Die Zahl der Unfälle und der Opfer ist zwar hoch, aber doch über die Jahre einigermaßen konstant.
Nicht ganz: Von 2000 bis 2003 sind die Zahlen sehr konstant gesunken. Ab 2004 schwächt sich dieser Trend ab, und 2007 hat er sich umgekehrt. Seitdem steigen die Unfallzahlen. Als ich 2001 nach Berlin kam, war ich fasziniert, wie konsequent hier Tempolimits eingehalten und Radfahrer beachtet wurden. Das kannte ich aus Braunschweig nicht. Dann fiel mir die erwähnte Trendumkehr auf, die auch für jeden Verkehrsteilnehmer erkennbar war: Die Polizei verschwand wegen des Personalabbaus immer weiter aus dem Straßenbild. Nachdem ich dann 2006 als Radfahrer zweimal von Rasern und zweimal von Rechtsabbiegern fast überfahren worden war, bin ich an die Öffentlichkeit gegangen.

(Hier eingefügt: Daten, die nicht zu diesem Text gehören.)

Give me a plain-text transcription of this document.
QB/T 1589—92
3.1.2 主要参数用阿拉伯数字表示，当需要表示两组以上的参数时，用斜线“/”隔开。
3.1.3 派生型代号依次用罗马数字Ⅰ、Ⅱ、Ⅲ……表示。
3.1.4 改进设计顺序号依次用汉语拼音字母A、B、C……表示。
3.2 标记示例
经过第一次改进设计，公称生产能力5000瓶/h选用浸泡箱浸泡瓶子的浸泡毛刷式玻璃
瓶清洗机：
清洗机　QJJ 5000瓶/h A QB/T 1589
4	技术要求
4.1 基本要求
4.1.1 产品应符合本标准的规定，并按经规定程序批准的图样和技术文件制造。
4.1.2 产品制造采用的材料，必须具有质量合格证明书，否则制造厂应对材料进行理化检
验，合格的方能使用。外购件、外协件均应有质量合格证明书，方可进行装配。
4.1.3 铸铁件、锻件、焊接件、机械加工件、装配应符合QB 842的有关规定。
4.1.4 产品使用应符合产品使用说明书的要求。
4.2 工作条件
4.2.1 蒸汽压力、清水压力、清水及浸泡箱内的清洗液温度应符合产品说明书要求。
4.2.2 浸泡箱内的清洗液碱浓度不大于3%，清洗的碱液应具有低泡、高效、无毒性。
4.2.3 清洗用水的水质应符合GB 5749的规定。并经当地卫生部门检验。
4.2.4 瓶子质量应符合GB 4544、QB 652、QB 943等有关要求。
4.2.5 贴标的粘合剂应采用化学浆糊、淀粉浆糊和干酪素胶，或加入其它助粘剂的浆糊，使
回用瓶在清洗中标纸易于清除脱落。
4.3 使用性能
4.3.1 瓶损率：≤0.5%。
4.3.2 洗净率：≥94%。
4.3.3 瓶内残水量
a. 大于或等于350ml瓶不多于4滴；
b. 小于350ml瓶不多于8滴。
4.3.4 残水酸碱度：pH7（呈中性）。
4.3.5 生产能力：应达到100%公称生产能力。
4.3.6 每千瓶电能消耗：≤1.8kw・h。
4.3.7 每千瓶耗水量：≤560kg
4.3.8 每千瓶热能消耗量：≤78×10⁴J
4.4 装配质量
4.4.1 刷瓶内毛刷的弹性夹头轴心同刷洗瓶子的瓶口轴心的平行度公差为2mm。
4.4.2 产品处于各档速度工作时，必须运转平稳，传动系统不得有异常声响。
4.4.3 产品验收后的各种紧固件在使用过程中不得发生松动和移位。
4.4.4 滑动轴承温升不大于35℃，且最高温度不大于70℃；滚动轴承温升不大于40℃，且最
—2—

Warum echauffiert Sie das Thema so?
Vielleicht hat mein Interesse damit zu tun, dass ich nur dank eines langsamen Autofahrers noch lebe: Als Sechsjähriger bin ich aus einem Wald auf die Straße gerannt – genau vor ein Auto, das Tempo 30 fuhr, obwohl 50 erlaubt war. Es hat mich noch angestoßen und umgeworfen, aber nicht mehr. Ein Stundenkilometer mehr und ich wäre überfahren worden. Und ich wohne an einer Ecke, an der früher nachts himmlische Ruhe war. Da sind die Leute auf der Kopfsteinpflasterstraße nämlich 30 gefahren wie vorgeschrieben. Das macht jetzt keiner mehr, sodass es dramatisch lauter geworden ist. Ich bin sicher, dass der übergroße Teil der nächtlichen Lärmbelästigung an Berlins Straßen durch Verkehrsverstöße erzeugt wird: Roll- und Windgeräusche durch Raser, Reifenquietschen, Hupen, aufheulende Motoren, lärmgetunte Fahrzeuge.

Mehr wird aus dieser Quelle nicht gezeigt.